Ma Morris observa que le computator non lege le memorias. Illo solmente los differentia.

Cientistas detectam memórias usando exame de ressonância magnética.

Pesquisadores de uma universidade britânica disseram ter conseguido observar diferenças nas memórias de pessoas por meio da análise de exames cerebrais.

Um grupo de pesquisadores da University College de Londres mostraram aos participantes da pesquisa clipes de filmes e eram capazes de prever em quais destes clipes os voluntários estavam pensando depois.

Pesquisas anteriores indicavam que os exames cerebrais apenas indicavam processos mais simples como a distinção de cores, objetos ou lugares.

Este estudo fornece novas informações sobre como as memórias são gravadas no cérebro, e os cientistas esperam que as descobertas contribuam para a compreensão dos problemas relacionados à perda de memória, tanto por doenças como por ferimentos.

Este projeto, liderado pela cientista Eleanor Maguire e divulgada em “Current Biology”, é uma extensão de uma pesquisa anterior da mesma equipe, que tratava da memória espacial.

Os pesquisadores mostraram a dez voluntarios três clipes de filmes curtos de pessoas em atividades cotidianas, como colocar uma carta no correio ou atirar um copinho de café numa lata do lixo.

Os cientistas então pediram aos voluntários que se lembrassem dos filmes, um de cada vez, ao mesmo tempo em que era realizado um exame de ressonância magnética para verificar a atividade cerebral. Este exame foi então estudado com um programa de computador.

Em exames de ressonância posteriores, por meio da verificação do padrão de atividade cerebral, os cientistas foram capazes de identificar em qual dos filmes os voluntários estavam pensando.

Para o professor de neurociência da Universidade de Edimburgo, na Escócia, Richard Morris, a descoberta da equipe do University College de Londres representa “progresso importante nas formas tradicionais de se analisar imagens do cérebro. Eles eram capazes de analisar não apenas a força do sinal, mas também os padrões da atividade pelo cérebro. Esta técnica permite-nos distinguir uma memória de outra, mesmo se as duas memórias são igualmente fortes”.

Mas Morris observou que o computador não lê as memórias, simplesmente as diferencia.

Scientists detect memories using magnetic resonance.

Researchers at a British university said they had managed to observe differences in the memories of people through the analysis of brain scans.

A group of researchers at London’s University College showed film clips to the study participants and afterward were able to predict which of these film clips they were thinking about afterwards.

Previous research has indicated that the brain scans showed only simpler processes such as the distinction of color, objects, or places.
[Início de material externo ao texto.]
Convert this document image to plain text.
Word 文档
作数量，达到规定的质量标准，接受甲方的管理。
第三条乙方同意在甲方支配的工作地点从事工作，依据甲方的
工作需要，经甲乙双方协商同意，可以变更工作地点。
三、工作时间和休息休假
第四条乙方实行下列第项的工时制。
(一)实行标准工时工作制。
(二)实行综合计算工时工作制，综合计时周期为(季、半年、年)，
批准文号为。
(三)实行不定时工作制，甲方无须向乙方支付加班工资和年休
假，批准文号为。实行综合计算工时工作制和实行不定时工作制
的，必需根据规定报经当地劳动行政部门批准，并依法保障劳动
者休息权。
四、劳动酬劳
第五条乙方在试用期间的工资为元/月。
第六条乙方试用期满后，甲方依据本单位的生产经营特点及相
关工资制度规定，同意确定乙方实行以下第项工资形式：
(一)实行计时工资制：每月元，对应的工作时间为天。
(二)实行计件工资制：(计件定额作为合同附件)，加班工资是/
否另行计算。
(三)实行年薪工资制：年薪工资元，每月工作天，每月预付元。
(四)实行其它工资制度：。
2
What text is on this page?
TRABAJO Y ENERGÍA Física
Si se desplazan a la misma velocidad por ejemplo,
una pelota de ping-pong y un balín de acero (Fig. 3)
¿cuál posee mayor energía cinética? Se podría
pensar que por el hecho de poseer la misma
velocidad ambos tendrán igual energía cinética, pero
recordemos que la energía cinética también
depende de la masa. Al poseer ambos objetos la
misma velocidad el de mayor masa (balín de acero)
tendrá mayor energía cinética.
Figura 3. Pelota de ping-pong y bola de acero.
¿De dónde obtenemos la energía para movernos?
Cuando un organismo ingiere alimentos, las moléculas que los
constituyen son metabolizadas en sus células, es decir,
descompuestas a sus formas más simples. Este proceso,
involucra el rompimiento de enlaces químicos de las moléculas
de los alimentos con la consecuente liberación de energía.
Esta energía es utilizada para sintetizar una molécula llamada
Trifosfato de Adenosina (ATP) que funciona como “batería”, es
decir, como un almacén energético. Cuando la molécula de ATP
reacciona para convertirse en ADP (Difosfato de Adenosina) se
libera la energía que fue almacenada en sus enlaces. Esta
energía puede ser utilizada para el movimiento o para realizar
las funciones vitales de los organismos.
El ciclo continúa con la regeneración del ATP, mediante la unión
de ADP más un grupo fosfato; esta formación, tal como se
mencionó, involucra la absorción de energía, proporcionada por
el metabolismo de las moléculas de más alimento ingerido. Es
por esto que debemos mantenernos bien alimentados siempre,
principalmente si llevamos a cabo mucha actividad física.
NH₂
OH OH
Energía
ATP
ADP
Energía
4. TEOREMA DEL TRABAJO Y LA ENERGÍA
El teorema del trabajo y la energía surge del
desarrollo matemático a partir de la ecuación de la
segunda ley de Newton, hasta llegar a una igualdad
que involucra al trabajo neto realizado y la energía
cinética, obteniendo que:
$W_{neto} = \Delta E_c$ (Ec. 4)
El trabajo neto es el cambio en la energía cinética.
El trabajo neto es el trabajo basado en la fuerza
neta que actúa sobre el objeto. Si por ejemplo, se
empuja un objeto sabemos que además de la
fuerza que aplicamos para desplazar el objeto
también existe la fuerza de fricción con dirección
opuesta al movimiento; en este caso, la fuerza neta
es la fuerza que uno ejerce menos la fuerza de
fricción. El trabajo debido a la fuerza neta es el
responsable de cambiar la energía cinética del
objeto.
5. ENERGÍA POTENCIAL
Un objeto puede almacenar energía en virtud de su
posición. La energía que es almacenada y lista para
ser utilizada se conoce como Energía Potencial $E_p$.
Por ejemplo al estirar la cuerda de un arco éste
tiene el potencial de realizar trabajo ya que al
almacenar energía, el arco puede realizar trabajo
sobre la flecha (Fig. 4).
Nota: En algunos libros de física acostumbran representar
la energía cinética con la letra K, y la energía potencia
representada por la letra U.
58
This study provides new insight into how memories are stored in the brain, and scientists hope their findings will contribute to the understanding of problems related to memory loss, whether because of disease or injury.

This project, led by the scientist Eleanor Maguire and published in “Current Biology,” is an extension of an earlier study by the same team that dealt with spatial memory.

The researchers showed ten volunteers three short film of people in everyday activities, such as mailing a letter or throwing a cup of coffee into a trash can.

They then asked the volunteers to remember the films one at a time while undergoing magnetic resonance imaging to determine brain activity. This test was then studied with a computer program.

In later magnetic-resonance exams, by verifying the pattern of brain activities, the scientists were able to identify which of the films the volunteers were thinking of.

For the professor of neuroscience at the University of Edinburgh, Scotland, Richard Morris, the discovery by the team from University College London represents “important progress in the traditional way of analyzing brain images. They were able to analyze not only the signal strength, but also the patterns of activity in the brain. This technique allows us to distinguish one memory from another one, even if the two memories are equally strong.”

But Morris noted that the computer does not read the memories. It only differentiates them.